8.  Check whether password-less ssh is working by executing the following command.
[pwssh@vcsnode1 .ssh]$ ssh vcsuser@vcsnode2 date
Fri Jan 22 21:16:27 IST 2010
[pwssh@vcsnode1 .ssh]$
Troubleshooting Password-Less SSH
After performing all the above steps, if ssh is asking password while connecting to the remote host,  please check the following.
1. Key Based authentication must be enabled in the SSH Configuration file (In case of openssh, the config file would be /etc/ssh/sshd_config).
2. Permissions of  $HOME/.ssh folder (.ssh folder in home directory of user) should be 700 (drwx——)

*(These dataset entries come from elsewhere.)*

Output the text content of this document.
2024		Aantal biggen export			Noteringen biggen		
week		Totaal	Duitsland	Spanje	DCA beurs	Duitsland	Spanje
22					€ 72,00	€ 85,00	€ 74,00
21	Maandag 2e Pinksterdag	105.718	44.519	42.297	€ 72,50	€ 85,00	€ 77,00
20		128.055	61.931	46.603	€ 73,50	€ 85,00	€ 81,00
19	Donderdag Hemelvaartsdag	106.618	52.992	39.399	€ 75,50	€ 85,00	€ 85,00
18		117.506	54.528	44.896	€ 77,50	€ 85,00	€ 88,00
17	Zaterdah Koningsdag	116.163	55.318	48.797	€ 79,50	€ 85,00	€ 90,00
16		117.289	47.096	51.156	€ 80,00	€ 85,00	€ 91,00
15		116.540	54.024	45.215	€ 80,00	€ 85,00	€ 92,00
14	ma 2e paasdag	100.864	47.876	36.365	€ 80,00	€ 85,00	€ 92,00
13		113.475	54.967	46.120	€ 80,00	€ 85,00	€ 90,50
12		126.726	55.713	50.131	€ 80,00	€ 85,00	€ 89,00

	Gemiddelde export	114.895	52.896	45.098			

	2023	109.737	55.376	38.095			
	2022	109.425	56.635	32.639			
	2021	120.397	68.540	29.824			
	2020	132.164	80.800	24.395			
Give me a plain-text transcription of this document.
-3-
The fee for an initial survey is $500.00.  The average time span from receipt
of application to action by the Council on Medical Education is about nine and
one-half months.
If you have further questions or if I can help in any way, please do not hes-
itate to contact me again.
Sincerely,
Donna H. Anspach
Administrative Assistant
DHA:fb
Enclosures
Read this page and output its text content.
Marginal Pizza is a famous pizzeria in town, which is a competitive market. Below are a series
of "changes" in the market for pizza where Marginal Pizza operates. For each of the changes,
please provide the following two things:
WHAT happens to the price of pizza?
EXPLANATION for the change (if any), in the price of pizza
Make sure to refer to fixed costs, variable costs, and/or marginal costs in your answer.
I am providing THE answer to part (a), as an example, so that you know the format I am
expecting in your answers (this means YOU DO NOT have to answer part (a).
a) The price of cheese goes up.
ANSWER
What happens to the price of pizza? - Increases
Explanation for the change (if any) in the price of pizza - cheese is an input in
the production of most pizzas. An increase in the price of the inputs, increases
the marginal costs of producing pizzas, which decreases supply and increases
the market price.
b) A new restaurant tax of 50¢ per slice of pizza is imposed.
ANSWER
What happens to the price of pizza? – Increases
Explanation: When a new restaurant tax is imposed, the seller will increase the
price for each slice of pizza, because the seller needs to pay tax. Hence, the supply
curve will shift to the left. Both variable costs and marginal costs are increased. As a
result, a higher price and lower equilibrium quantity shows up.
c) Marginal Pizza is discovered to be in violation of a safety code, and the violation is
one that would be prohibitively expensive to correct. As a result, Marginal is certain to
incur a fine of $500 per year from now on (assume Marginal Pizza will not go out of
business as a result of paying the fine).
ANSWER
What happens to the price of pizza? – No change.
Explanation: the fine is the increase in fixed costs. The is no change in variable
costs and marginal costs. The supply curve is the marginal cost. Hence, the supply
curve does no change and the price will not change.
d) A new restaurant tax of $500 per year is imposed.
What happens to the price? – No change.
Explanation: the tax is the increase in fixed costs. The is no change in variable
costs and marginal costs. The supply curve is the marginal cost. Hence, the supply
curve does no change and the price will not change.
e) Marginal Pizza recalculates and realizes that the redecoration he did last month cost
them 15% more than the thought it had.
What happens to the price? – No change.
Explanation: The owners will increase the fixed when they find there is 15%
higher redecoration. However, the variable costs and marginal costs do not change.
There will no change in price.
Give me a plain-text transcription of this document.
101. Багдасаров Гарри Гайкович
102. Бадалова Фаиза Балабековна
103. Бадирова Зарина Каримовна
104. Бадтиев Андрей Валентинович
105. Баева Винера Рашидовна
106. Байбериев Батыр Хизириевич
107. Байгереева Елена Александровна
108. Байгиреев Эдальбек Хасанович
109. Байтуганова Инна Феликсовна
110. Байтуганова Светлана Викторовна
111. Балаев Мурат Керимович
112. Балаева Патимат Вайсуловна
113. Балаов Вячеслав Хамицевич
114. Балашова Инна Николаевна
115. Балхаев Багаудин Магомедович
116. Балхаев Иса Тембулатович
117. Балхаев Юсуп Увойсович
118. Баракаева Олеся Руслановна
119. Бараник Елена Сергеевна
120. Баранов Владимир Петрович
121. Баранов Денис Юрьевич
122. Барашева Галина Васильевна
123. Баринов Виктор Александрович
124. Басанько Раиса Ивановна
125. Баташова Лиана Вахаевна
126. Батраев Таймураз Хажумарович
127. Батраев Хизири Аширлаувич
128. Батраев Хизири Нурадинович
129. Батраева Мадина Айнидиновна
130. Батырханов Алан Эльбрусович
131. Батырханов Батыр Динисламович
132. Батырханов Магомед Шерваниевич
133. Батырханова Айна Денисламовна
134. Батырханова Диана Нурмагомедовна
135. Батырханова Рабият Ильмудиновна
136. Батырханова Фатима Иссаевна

3.  Permissions on  authorized_keys file in $HOME/.ssh folder should be 740
4.  Permissions on  id_dsa or id_rsa (depending upon the algorithm type used) file in $HOME/.ssh folder should be 600
5.  Permissions on  id_dsa.pub or id_rsa.pub file in $HOME/.ssh folder should be 640
6.  Permissions on known_hosts files in $HOME/.ssh folder should be 640.
7.  Make sure the $HOME/.ssh folder and all the above mentioned files in $HOME/.ssh folder has correct ownership (example.  If you logged in using pwssh user then the ownership on the .ssh folder and all the files inside .ssh folder should be pwssh:pwssh).
If you find any discrepancies in your configuration,  correct it and you should be able to access the remote server without password.